DataKit is a Swift package for loading, manipulating and analysing datasets in memory. Functionality is built around DataSet and Column classes with a DataSet containing a collection of Column instances, together representing tabular data.
The DataSet class takes inspiration from DataFrame classes in R, Python Pandas and Julia DataFrames.jl libraries.
DataKit is developed to explore machine learning algorithms in Swift. See TreeKit for decision tree classification built on DataKit.
Some guiding principles for the design of the package API are:
- Explicitly deal with data types throughout. Don't make any assumptions about what type is intended.
- Handle missing data explicitly as Swift Optionals.
- Use Swift Generics for common functionality, for example through Generic column methods.
- Use Swift Subscripts to simplify accessing data.
Install using the Swift package manager by adding a dependency in a project Package.swift file:
... dependencies: [ // Dependencies declare other packages that this package depends on. // .package(url: /* package url */, from: "1.0.0"), .package(url: "https://github.com/PeetV/DataKit.git", from: "0.3.0"), ], targets: [ // Targets are the basic building blocks of a package.
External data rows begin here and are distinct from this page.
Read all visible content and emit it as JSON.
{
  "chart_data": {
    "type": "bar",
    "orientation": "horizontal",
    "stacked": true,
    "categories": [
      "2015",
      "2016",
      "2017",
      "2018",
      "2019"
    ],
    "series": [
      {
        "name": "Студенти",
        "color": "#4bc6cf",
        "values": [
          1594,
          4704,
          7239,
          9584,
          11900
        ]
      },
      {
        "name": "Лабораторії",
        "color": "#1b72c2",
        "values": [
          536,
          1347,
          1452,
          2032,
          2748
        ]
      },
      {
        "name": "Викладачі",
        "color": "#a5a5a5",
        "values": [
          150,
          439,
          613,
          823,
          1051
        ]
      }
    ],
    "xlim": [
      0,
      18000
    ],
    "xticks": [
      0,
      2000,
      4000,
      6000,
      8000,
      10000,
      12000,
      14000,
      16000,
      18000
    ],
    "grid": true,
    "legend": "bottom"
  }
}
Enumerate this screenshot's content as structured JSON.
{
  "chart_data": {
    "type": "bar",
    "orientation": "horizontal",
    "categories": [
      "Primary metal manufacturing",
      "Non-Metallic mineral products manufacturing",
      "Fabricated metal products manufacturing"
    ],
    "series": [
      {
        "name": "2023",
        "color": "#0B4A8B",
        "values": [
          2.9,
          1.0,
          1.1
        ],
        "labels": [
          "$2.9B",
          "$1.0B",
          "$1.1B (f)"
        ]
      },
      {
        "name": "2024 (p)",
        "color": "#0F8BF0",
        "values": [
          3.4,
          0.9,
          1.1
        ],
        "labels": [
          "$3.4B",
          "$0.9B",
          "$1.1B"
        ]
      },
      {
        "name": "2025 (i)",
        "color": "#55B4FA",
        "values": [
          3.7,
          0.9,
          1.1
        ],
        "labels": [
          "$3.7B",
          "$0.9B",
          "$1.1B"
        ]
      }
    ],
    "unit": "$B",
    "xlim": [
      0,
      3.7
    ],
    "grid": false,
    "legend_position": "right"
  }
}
A target can define a // module or a test suite. // Targets can depend on other targets in this package, and on products in // packages which this package depends on. .target( name: ..., dependencies: ["DataKit"]), ...
See the docs folder for interactive examples in playgrounds that can be run using Xcode or see the Contents.swift file in the playground folder.
|Overview.playground||General overview of the DataKit API.|
|Reshaping.playground||Examples of reshaping data, for example reformatting column content.|
- 0.1 Integer, Double, String and Bool column type datasets
- 0.2 Subscripts
- 0.3 Date column type
- 0.4 Column functions inc. maths, string regex
- 0.5 Group by and join datasets